Feminisme Marxis adalah gerakan yang berjuang untuk melawan penindasan yang dialami perempuan akibat sistem kapitalis dan patriarki. Dalam gerakan ini, ditekankan bahwa perbedaan kelas antara orang kaya (borjuis) dan orang miskin (proletar) sangat berpengaruh dalam mengeksploitasi perempuan, terutama dalam hal reproduksi dan peran sosial. Teori yang dikemukakan oleh Friedrich Engels menjadi dasar pemahaman ini, menjelaskan bagaimana status perempuan menurun seiring dengan munculnya kepemilikan pribadi. Kegiatan produksi yang awalnya bertujuan untuk memenuhi kebutuhan pribadi berubah menjadi untuk pertukaran, di mana laki-laki mengambil alih kontrol atas produksi dan hubungan sosial. Hal ini membuat perempuan sering dianggap sebagai objek atau barang, kehilangan hak dan kendali atas tubuh serta pilihan hidup mereka. Dalam masyarakat yang berorientasi pada keuntungan, muncul kelas sosial yang memperkuat penindasan ini. Jika sistem kapitalisme runtuh, maka struktur sosial yang menindas dapat diperbaiki dan penindasan terhadap perempuan bisa dihilangkan.
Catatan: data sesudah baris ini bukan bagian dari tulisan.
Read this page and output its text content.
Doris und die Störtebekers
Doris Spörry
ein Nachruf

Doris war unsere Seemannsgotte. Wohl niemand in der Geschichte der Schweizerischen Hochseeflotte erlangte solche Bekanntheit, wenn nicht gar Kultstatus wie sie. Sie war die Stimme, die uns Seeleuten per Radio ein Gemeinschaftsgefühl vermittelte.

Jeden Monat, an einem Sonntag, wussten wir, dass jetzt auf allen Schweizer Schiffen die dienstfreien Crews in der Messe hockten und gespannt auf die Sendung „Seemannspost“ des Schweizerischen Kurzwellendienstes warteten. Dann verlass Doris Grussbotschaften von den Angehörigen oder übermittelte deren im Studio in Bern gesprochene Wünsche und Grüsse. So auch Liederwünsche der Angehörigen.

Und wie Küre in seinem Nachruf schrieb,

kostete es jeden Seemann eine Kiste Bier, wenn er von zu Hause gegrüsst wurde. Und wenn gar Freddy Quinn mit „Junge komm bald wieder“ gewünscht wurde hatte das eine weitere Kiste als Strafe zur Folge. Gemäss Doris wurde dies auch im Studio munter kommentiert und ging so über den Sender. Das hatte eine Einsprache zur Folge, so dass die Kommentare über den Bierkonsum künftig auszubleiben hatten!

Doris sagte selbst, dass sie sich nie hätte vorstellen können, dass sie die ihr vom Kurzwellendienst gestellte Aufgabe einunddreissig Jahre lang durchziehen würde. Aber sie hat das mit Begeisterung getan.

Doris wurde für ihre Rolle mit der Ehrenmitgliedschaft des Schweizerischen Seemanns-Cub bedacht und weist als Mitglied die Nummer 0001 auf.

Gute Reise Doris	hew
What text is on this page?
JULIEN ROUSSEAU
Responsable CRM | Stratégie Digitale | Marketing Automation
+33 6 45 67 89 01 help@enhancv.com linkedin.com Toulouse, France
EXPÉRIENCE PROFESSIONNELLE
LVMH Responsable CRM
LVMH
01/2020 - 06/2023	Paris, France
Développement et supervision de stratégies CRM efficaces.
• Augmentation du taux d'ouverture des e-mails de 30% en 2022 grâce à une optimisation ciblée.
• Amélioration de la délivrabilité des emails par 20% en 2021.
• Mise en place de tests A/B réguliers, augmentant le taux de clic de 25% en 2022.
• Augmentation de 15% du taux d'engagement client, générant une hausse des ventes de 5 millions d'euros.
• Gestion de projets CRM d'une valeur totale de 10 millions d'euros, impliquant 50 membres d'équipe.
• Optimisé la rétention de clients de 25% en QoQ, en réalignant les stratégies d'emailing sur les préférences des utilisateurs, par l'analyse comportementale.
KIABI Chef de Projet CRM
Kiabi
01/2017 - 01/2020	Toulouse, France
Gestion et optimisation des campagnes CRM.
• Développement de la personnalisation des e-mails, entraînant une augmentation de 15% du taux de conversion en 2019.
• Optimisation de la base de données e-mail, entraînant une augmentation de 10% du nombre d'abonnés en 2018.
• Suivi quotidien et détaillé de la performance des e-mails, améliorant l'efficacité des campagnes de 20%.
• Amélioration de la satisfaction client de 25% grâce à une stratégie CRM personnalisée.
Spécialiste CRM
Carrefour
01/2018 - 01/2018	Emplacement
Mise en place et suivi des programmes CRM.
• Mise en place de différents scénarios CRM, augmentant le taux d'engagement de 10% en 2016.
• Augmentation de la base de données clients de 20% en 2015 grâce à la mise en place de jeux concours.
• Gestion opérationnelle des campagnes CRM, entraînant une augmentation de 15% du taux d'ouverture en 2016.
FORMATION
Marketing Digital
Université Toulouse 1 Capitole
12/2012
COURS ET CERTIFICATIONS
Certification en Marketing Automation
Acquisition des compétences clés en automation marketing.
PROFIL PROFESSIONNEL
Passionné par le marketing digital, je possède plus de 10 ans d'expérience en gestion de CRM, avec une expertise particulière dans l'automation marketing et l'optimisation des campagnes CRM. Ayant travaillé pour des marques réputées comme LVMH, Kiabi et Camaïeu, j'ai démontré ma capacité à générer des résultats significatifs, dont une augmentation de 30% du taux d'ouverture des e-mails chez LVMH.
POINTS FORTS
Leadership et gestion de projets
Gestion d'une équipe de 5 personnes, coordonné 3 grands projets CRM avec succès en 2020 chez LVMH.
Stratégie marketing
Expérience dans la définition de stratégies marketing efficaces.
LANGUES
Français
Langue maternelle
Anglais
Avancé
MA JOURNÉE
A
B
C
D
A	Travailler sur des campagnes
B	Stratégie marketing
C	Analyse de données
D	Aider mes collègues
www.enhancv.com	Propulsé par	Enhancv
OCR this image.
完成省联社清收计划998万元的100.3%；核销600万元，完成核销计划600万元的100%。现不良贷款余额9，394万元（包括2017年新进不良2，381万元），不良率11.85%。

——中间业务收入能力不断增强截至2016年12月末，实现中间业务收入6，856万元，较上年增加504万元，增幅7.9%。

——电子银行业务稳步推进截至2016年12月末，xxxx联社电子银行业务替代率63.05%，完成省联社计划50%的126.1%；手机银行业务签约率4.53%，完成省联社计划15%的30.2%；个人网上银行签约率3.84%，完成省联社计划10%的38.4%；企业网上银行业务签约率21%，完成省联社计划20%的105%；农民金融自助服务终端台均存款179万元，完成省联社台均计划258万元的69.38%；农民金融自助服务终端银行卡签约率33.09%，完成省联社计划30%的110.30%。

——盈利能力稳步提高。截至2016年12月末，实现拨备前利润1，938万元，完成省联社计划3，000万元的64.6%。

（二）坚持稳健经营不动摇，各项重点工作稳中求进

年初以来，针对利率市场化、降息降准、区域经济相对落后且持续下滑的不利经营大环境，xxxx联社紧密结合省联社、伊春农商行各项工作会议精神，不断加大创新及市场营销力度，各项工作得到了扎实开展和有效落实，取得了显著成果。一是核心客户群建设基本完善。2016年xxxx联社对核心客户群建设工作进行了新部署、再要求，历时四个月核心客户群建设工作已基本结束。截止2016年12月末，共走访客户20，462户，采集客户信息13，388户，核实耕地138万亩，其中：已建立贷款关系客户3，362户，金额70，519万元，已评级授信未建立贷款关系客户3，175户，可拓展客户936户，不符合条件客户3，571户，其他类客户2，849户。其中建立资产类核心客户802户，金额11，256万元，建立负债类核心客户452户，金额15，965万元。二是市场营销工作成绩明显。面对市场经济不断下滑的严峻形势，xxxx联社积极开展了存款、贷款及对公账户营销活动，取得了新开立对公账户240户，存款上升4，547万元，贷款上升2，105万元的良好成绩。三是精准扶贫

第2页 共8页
Novel "Midah Si Manis Bergigi Emas" karya Pramoedya Ananta Toer menjadi contoh yang tepat untuk menganalisis kenyataan ini, menggambarkan perjuangan Midah sebagai perwakilan perempuan yang terjebak dalam sistem yang menindas.

"Haram! Haram! siapa memutar lagu itu di rumah? dan waktu dilihatya Midah masih asyik mengiringi lagu itu, ia tampar gadis itu pada pipinya" (Halaman 18)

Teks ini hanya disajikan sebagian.